= Steuart Liebig =

American musician

Steuart Liebig, born July 25, 1956, is an American bassist and composer of modern creative jazz and the free improvisational music. He plays 6-string bass guitars.

== Life and work==
Liebig grew up in Los Angeles and was influenced as a child by rock and blues music of the 1960s. He first started playing jazz in highschool. He started experimenting with different sounds in college and between 1974 and 1976 he belonged to John Beasley's band. At the age of 19, he played rhythm guitar for the soul jazz pianist and singer Les McCann, with whom he worked on 4 albums. In 1979 he left McCann's band to attend California State University, where he studied classic double bass, music history, and composition until 1983. After he graduated, he created the fusion band, BLOC, with Nels Cline. He also played with Julius Hemphill's JAH-Band along with Alex Cline and Bill Frisell. He spent a lot of time playing with musicians in Los Angeles that were interested in freely improvised music. Afterwards, he busied himself with his own classical compositions.

After the breakup of the BLOC in 1991, he played one tour with Michael Penn, but then decided to focus on improvised music and composition. He formed the group, Quartetto Stig, with violin, trumpet, drum s and contrabass guitar (6-string electric bass). With this group, his compositions began to come to life. Additionally, they recorded three albums, 1993 Hommages Obliques, 1995 Lingua Oscura, and 1997 Pienso Oculto, through Vinny Golia's Nine Wind Records.

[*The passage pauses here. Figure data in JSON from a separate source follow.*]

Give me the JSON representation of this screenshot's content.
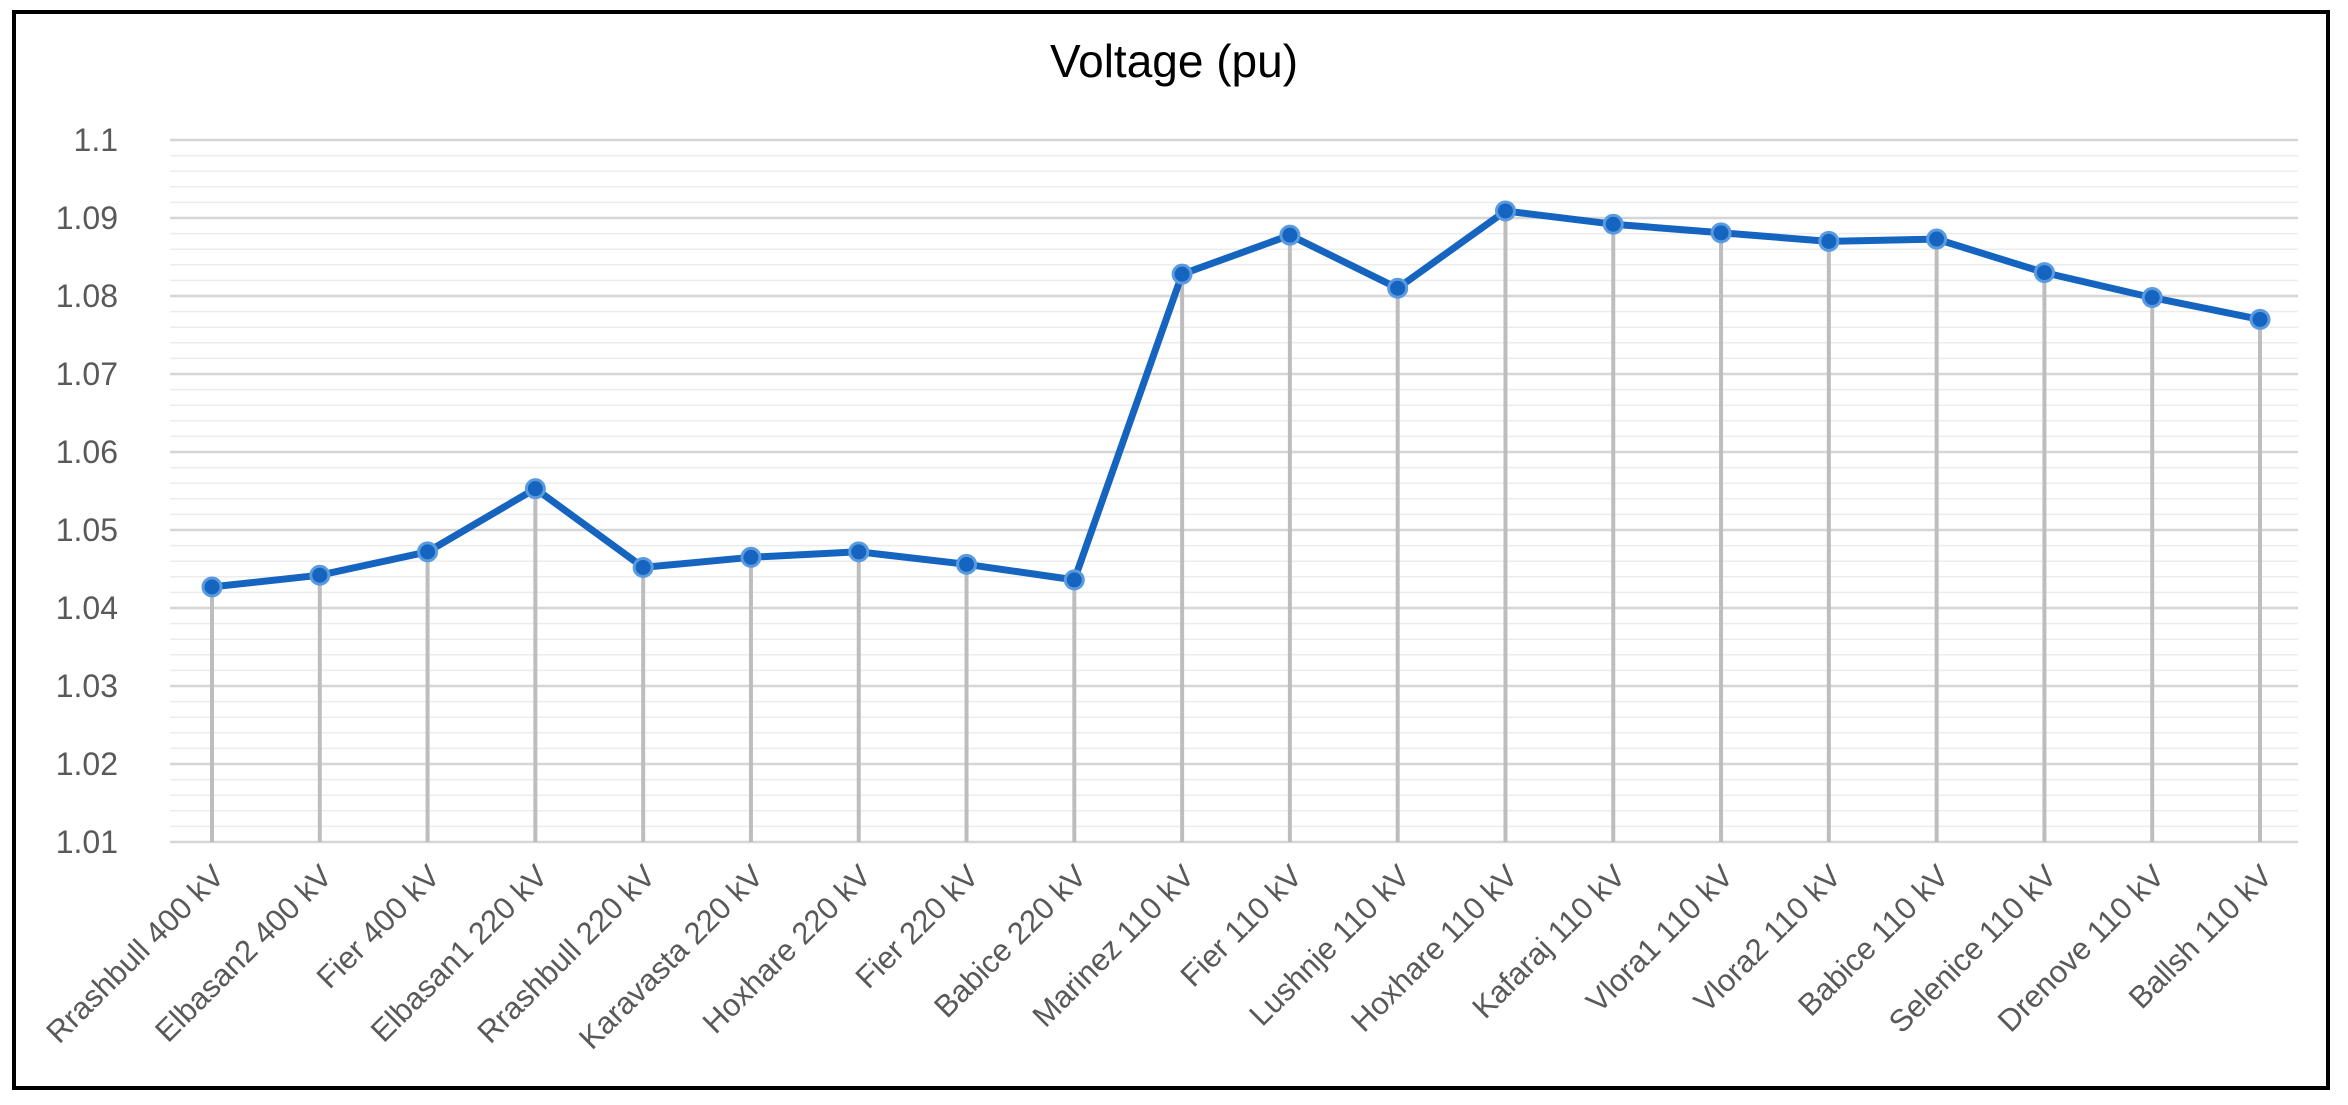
{
  "chart_data": {
    "type": "line",
    "title": "Voltage (pu)",
    "xlabel": "",
    "ylabel": "",
    "ylim": [
      1.01,
      1.1
    ],
    "yticks": [
      "1.01",
      "1.02",
      "1.03",
      "1.04",
      "1.05",
      "1.06",
      "1.07",
      "1.08",
      "1.09",
      "1.1"
    ],
    "grid": true,
    "legend": "none",
    "categories": [
      "Rrashbull 400 kV",
      "Elbasan2 400 kV",
      "Fier 400 kV",
      "Elbasan1 220 kV",
      "Rrashbull 220 kV",
      "Karavasta 220 kV",
      "Hoxhare 220 kV",
      "Fier 220 kV",
      "Babice 220 kV",
      "Marinez 110 kV",
      "Fier 110 kV",
      "Lushnje 110 kV",
      "Hoxhare 110 kV",
      "Kafaraj 110 kV",
      "Vlora1 110 kV",
      "Vlora2 110 kV",
      "Babice 110 kV",
      "Selenice 110 kV",
      "Drenove 110 kV",
      "Ballsh 110 kV"
    ],
    "series": [
      {
        "values": [
          1.0427,
          1.0442,
          1.0472,
          1.0553,
          1.0452,
          1.0465,
          1.0472,
          1.0456,
          1.0436,
          1.0828,
          1.0878,
          1.081,
          1.0909,
          1.0892,
          1.0881,
          1.087,
          1.0873,
          1.083,
          1.0798,
          1.077
        ],
        "color": "#1565c0"
      }
    ],
    "drop_line_color": "#bdbdbd"
  }
}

Afterwards he disbanded Quartetto Stig and worked on the creation of Stigtette (flute, clarinet, trombone, and contrabass guitar) and The Mentones (alto saxophone, harmonica, drums, and contrabass guitar), the worked on music from American folk blues, but in the language of free jazz. Additionally, he created a trio including himself, Vinny Golia, and drummer Billy Mintz. With this trio he worked on two albums for Candence Jazz Records, No Train 1999 and Antipodes 2001.

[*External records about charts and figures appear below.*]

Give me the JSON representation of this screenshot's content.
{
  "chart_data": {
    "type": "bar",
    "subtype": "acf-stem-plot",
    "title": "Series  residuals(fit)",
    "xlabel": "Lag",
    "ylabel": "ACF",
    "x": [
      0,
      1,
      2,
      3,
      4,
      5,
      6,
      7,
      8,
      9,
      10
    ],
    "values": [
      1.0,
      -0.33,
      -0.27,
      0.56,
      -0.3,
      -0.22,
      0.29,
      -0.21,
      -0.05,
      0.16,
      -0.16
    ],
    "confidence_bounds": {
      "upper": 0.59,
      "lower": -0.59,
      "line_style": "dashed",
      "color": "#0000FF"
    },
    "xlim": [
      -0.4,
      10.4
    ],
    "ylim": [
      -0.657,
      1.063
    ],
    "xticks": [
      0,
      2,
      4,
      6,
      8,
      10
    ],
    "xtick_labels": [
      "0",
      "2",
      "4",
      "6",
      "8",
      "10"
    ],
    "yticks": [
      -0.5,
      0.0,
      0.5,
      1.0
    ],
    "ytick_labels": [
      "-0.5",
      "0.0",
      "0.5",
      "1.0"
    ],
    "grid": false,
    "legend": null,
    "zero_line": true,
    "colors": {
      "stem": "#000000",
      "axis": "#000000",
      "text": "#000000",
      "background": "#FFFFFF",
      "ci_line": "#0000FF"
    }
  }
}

In 1999, he worked with percussionist Gregg Bendian and Nels Cline on Myriad. In 2001, he worked on a longer composition titled Pomegranate for his third stream band, Kammerstig, that was influenced by Igor Stravinsky. On the same album, he played with other musicians such as Nels Cline, Mark Dresser, Jeff Gauthier, Vinny Golia, Ellen Burr, and Tom Varner. After 2000, the following albums emerged: The Mentones' Locustland and Nowhere Calling', Minim's Quicksilver', Stigtette's Delta, as well as the kelpland Serenades with Anna Homler, and the album On the Cusp of Fire and Water with Vinny Golia and Michael Vatcher. In 2000, he collaborated with Gregg Bendian, Jeff Gauthier, and G.E. Stinson on the album, Bone Structure, released in 2003. Recorded live in the studio, it was a collection of twelve 'songs' showcasing collective improvisation that DownBeat magazine gave four stars.

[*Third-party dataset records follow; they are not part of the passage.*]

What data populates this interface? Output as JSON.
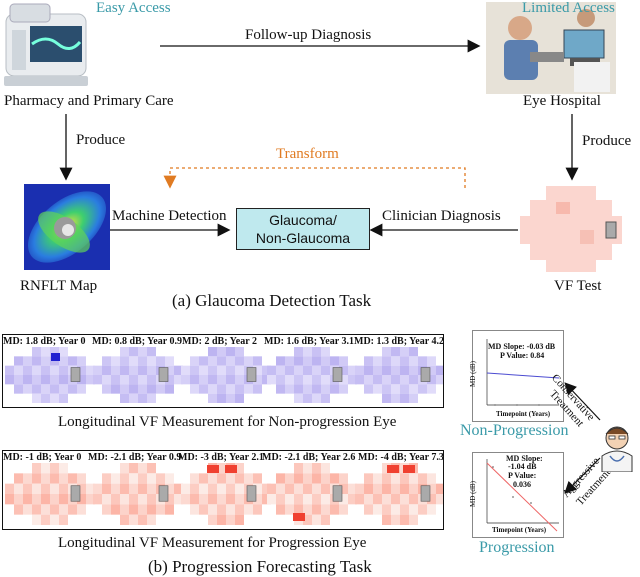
{
  "part_a": {
    "easy_access": "Easy Access",
    "limited_access": "Limited Access",
    "follow_up": "Follow-up Diagnosis",
    "pharmacy": "Pharmacy and Primary Care",
    "eye_hospital": "Eye Hospital",
    "produce_left": "Produce",
    "produce_right": "Produce",
    "transform": "Transform",
    "machine_detection": "Machine Detection",
    "clinician_diagnosis": "Clinician Diagnosis",
    "center_box_line1": "Glaucoma/",
    "center_box_line2": "Non-Glaucoma",
    "rnflt": "RNFLT Map",
    "vftest": "VF Test",
    "caption": "(a)  Glaucoma Detection Task"
  },
  "part_b": {
    "nonprog_labels": [
      "MD: 1.8 dB; Year 0",
      "MD: 0.8 dB; Year 0.9",
      "MD: 2 dB; Year 2",
      "MD: 1.6 dB; Year 3.1",
      "MD: 1.3 dB; Year 4.2"
    ],
    "prog_labels": [
      "MD: -1 dB; Year 0",
      "MD: -2.1 dB; Year 0.9",
      "MD: -3 dB; Year 2.1",
      "MD: -2.1 dB; Year 2.6",
      "MD: -4 dB; Year 7.3"
    ],
    "nonprog_caption": "Longitudinal VF Measurement for Non-progression Eye",
    "prog_caption": "Longitudinal VF Measurement for Progression Eye",
    "nonprog_title": "Non-Progression",
    "prog_title": "Progression",
    "chart1_slope": "MD Slope: -0.03 dB",
    "chart1_p": "P Value: 0.84",
    "chart2_slope": "MD Slope:",
    "chart2_slope_val": "-1.04 dB",
    "chart2_p": "P Value:",
    "chart2_p_val": "0.036",
    "ylabel": "MD (dB)",
    "xlabel": "Timepoint (Years)",
    "conservative": "Conservative",
    "aggressive": "Aggressive",
    "treatment": "Treatment",
    "caption": "(b)  Progression Forecasting Task"
  },
  "colors": {
    "teal": "#3a9aa8",
    "orange": "#e07b22",
    "box": "#bfe9ee"
  }
}
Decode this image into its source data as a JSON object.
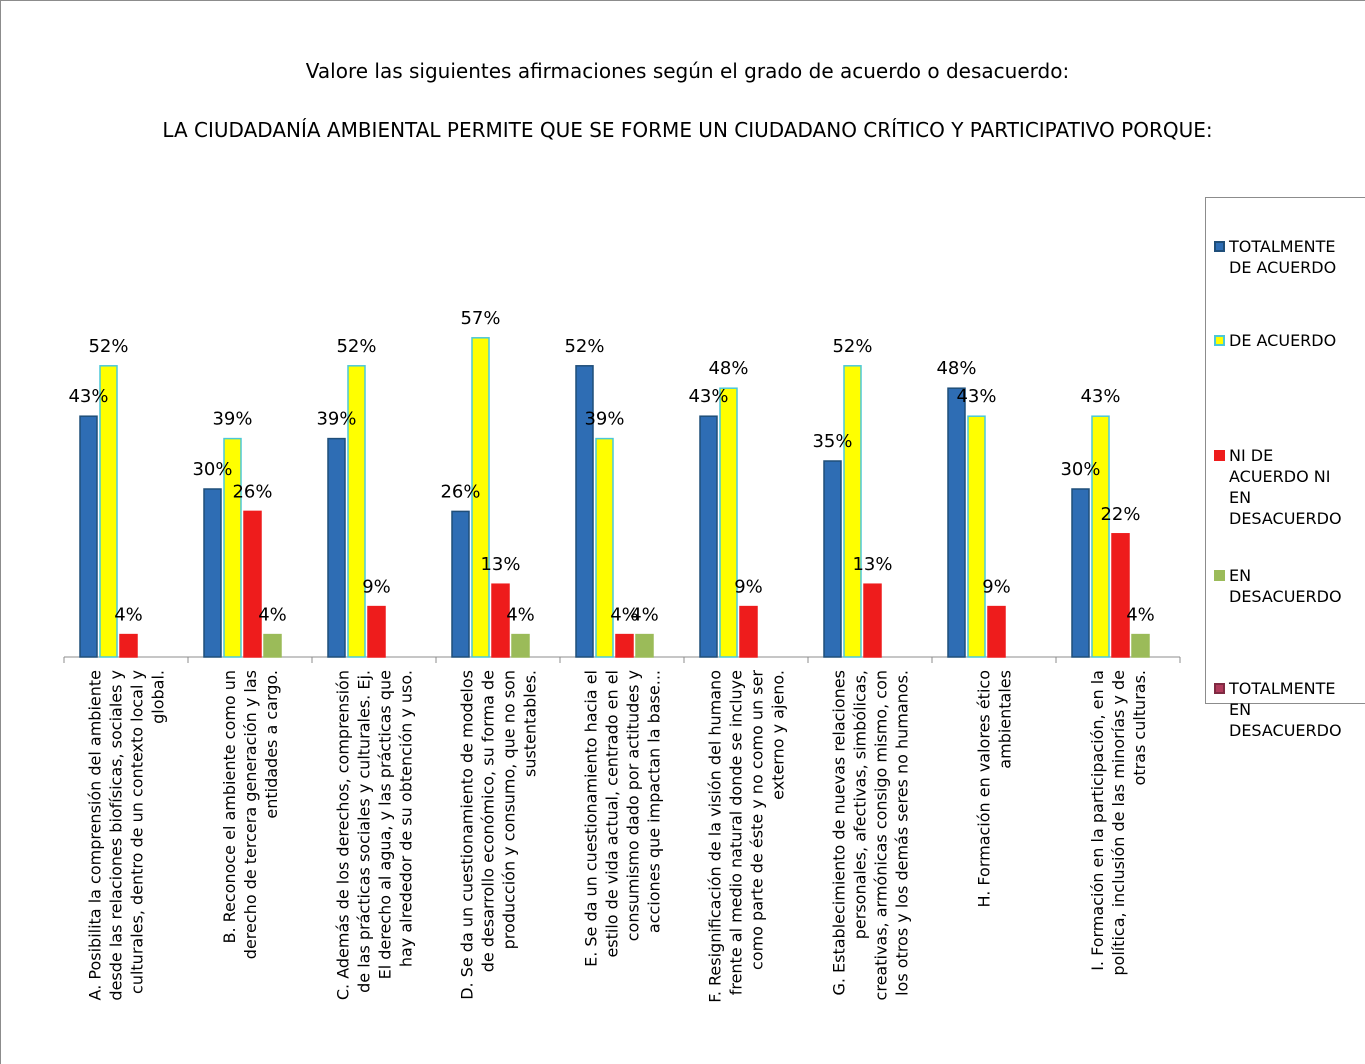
{
  "chart_data": {
    "type": "bar",
    "title": "Valore las siguientes afirmaciones según el grado de acuerdo o desacuerdo:",
    "subtitle": "LA CIUDADANÍA AMBIENTAL PERMITE QUE SE FORME UN CIUDADANO CRÍTICO Y PARTICIPATIVO PORQUE:",
    "xlabel": "",
    "ylabel": "",
    "ylim": [
      0,
      60
    ],
    "grid": false,
    "legend_position": "right",
    "categories": [
      "A. Posibilita la comprensión del ambiente desde las relaciones biofísicas, sociales y culturales, dentro de un contexto local y global.",
      "B. Reconoce el ambiente como un derecho de tercera generación y las entidades a cargo.",
      "C. Además de los derechos, comprensión de las prácticas sociales y culturales. Ej. El derecho al agua, y las prácticas que hay alrededor de su obtención y uso.",
      "D. Se da un cuestionamiento de modelos de desarrollo económico, su forma de producción y consumo, que no son sustentables.",
      "E. Se da un cuestionamiento hacia el estilo de vida actual, centrado en el consumismo dado por actitudes y acciones que impactan la base...",
      "F. Resignificación de la visión del humano frente al medio natural donde se incluye como parte de éste y no como un ser externo y ajeno.",
      "G. Establecimiento de nuevas relaciones personales, afectivas, simbólicas, creativas, armónicas consigo mismo, con los otros y los demás seres no humanos.",
      "H. Formación en valores ético ambientales",
      "I. Formación en la participación, en la política,  inclusión de las minorías y de otras culturas."
    ],
    "category_lines": [
      [
        "A. Posibilita la comprensión del ambiente",
        "desde las relaciones biofísicas, sociales y",
        "culturales, dentro de un contexto local y",
        "global."
      ],
      [
        "B. Reconoce el ambiente como un",
        "derecho de tercera generación y las",
        "entidades a cargo."
      ],
      [
        "C. Además de los derechos, comprensión",
        "de las prácticas sociales y culturales. Ej.",
        "El derecho al agua, y las prácticas que",
        "hay alrededor de su obtención y uso."
      ],
      [
        "D. Se da un cuestionamiento de modelos",
        "de desarrollo económico, su forma de",
        "producción y consumo, que no son",
        "sustentables."
      ],
      [
        "E. Se da un cuestionamiento hacia el",
        "estilo de vida actual, centrado en el",
        "consumismo dado por actitudes y",
        "acciones que impactan la base..."
      ],
      [
        "F. Resignificación de la visión del humano",
        "frente al medio natural donde se incluye",
        "como parte de éste y no como un ser",
        "externo y ajeno."
      ],
      [
        "G. Establecimiento de nuevas relaciones",
        "personales, afectivas, simbólicas,",
        "creativas, armónicas consigo mismo, con",
        "los otros y los demás seres no humanos."
      ],
      [
        "H. Formación en valores ético",
        "ambientales"
      ],
      [
        "I. Formación en la participación, en la",
        "política,  inclusión de las minorías y de",
        "otras culturas."
      ]
    ],
    "series": [
      {
        "name": "TOTALMENTE DE ACUERDO",
        "legend_lines": [
          "TOTALMENTE",
          "DE ACUERDO"
        ],
        "color": "#2E6DB4",
        "border": "#1F4E79",
        "values": [
          43,
          30,
          39,
          26,
          52,
          43,
          35,
          48,
          30
        ],
        "labels": [
          "43%",
          "30%",
          "39%",
          "26%",
          "52%",
          "43%",
          "35%",
          "48%",
          "30%"
        ]
      },
      {
        "name": "DE ACUERDO",
        "legend_lines": [
          "DE ACUERDO"
        ],
        "color": "#FFFF00",
        "border": "#4BC8D8",
        "values": [
          52,
          39,
          52,
          57,
          39,
          48,
          52,
          43,
          43
        ],
        "labels": [
          "52%",
          "39%",
          "52%",
          "57%",
          "39%",
          "48%",
          "52%",
          "43%",
          "43%"
        ]
      },
      {
        "name": "NI DE ACUERDO NI EN DESACUERDO",
        "legend_lines": [
          "NI DE",
          "ACUERDO NI",
          "EN",
          "DESACUERDO"
        ],
        "color": "#EE1C1C",
        "border": "#EE1C1C",
        "values": [
          4,
          26,
          9,
          13,
          4,
          9,
          13,
          9,
          22
        ],
        "labels": [
          "4%",
          "26%",
          "9%",
          "13%",
          "4%",
          "9%",
          "13%",
          "9%",
          "22%"
        ]
      },
      {
        "name": "EN DESACUERDO",
        "legend_lines": [
          "EN",
          "DESACUERDO"
        ],
        "color": "#9BBB59",
        "border": "#9BBB59",
        "values": [
          null,
          4,
          null,
          4,
          4,
          null,
          null,
          null,
          4
        ],
        "labels": [
          null,
          "4%",
          null,
          "4%",
          "4%",
          null,
          null,
          null,
          "4%"
        ]
      },
      {
        "name": "TOTALMENTE EN DESACUERDO",
        "legend_lines": [
          "TOTALMENTE",
          "EN",
          "DESACUERDO"
        ],
        "color": "#B03A5B",
        "border": "#7F2A42",
        "values": [
          null,
          null,
          null,
          null,
          null,
          null,
          null,
          null,
          null
        ],
        "labels": [
          null,
          null,
          null,
          null,
          null,
          null,
          null,
          null,
          null
        ]
      }
    ]
  }
}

Aside from his ensemble work, he also wrote music for improvised chamber ensembles, including for: The Meninas Quartet (2005–2006), Second Practicca Quintet (2000–2005), for the electric jazz band Lane Ends Merge Left (1997–2005), a few pieces for solo contrabass guitar, some longer pieces for his ensemble Kammerstig, as well as for Panharmonicon (2005–2006). In 2006, Liebig worked with guitarist G. E Stinson and the Tee-Tot Quartet by Joseph Berardi (percussion), Dan Clucas (cornet), and Scot Ray (dobro). In 2008, he published the Tee-Tot Quartet's album, Always Outnumbered, which was a mix of blues, rock and roll, bop, swing, and free jazz music. The album was influenced by Charles Mingus, Robert Johnson, Louis Armstrong, Muddy Waters, and Skip James. In 2018 he released "Last Call" with Men-Tot Six (a combination of the Mentones and Tee-Tot Quartet), and Nomads with flutist/vocalist Emily Hay.

In 2005, he was named a bassist deserving wider recognition in the DownBeat poll, and in 2008 he was nominated for the Alpert Awards in the Arts.